Perhaps the worst moment comes when a barmaid overhears a conversation among Oxford dons in the pub where the murder took place, exploring the suggestion that a young woman can't really be raped. You could argue that Dexter meant to highlight prejudiced, sexist behaviour among hoary old goats in the British establishment, but you wouldn't convince me. Although we still find some people willing to argue that what a woman chooses to wear is an incitement to rape, we surely wouldn't find a statement like the one uttered above even from the worst knuckle-draggers around today.
To Sgt Lewis, then, and possibly the biggest double-take moment in comparing book to screen: apparently, he is "by several years Morse's senior", in stark contrast to the TV show where Lewis is considerably younger.
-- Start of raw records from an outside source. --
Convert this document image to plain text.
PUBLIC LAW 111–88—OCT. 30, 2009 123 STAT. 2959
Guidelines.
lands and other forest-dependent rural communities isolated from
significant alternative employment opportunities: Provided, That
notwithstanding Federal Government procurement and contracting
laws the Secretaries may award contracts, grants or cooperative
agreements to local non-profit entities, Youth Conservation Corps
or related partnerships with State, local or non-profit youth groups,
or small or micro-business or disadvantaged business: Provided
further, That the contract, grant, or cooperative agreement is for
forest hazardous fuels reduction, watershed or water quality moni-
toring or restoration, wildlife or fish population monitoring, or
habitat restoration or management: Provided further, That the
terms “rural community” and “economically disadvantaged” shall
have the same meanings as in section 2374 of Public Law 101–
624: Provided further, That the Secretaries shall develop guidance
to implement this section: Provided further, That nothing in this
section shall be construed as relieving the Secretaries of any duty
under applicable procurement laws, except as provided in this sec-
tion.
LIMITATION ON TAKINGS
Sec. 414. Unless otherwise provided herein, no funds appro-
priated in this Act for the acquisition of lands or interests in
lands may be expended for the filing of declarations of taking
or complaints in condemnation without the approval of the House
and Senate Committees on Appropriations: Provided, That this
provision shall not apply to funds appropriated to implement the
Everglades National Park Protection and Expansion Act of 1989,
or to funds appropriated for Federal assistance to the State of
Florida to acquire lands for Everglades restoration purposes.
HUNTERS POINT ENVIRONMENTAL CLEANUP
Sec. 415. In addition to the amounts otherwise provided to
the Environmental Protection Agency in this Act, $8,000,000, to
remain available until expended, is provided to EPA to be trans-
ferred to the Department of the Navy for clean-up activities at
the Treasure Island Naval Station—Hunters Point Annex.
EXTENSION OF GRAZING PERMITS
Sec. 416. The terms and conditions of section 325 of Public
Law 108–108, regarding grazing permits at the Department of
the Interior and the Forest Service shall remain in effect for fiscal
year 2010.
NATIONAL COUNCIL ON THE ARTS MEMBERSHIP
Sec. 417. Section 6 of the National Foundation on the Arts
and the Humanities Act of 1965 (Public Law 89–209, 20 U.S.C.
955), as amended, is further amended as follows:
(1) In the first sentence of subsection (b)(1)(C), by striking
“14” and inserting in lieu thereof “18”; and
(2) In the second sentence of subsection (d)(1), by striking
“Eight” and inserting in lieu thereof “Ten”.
That said, much like Morse's irascibility was beautifully captured by John Thaw, Lewis' gentle stoicism was well served by Kevin Whately. The sergeant's family man is a fine counterpoint to the somewhat erratic Morse, more human and benevolent (though never soft - "Lewis was nobody's fool," as Dexter spells out).
The book does commit one of the three big genre sins of narrative. One of these usually takes place in horror: "Was it really a ghost... or was I just a bit mad?" The other can be found in sci-fi: "We encountered the aliens, we didn't get on with them, but... it turned out WE were the idiots all along!" The last can be found in detective fiction, and Morse is guilty of it here.
It's The Keyser Sozee Bombshell: where the detective has a "eureka!" moment when he's engaged in some activity totally unrelated to the case. For instance, let's say the detective is having a cup of tea and a Jammy Dodger. He eats the Jammy Dodger. He considers the Jammy Dodger. And something clicks into place. "Dodgers... Dodgers... tax dodgers... By god, I've got it! I'm a genius! We're looking for a tax dodger!" You'll know this moment when it arrives, and perhaps, like me, you will sag when you read it. Mr Dexter, you stabbed my soul with that one.
But before we get too serious or too negative, there can be no faulting the storytelling, the layering-in of suspects, the blind alleys or the revelations in this superbly constructed and well-executed story. I enjoyed my first shot at the Inspector and I'll be taking a few more. And Morse's clash of cultures - on the one hand, a beer-swilling, fish and chips-eating boor; on the other a well-educated, intuitive genius with a passion for opera and the classics - makes him a very compelling character. Perhaps the fairest thing would be to now read The Remorseful Day (I told you some puns are too powerful to resist), Morse's final adventure from 1999, and to make a proper comparison between the old and the new.
It needs a lick of paint, some new tyres and maybe a changeover of drivers, but the Last Bus To Woodstock is still well worth taking and a fine introduction to an enduring character.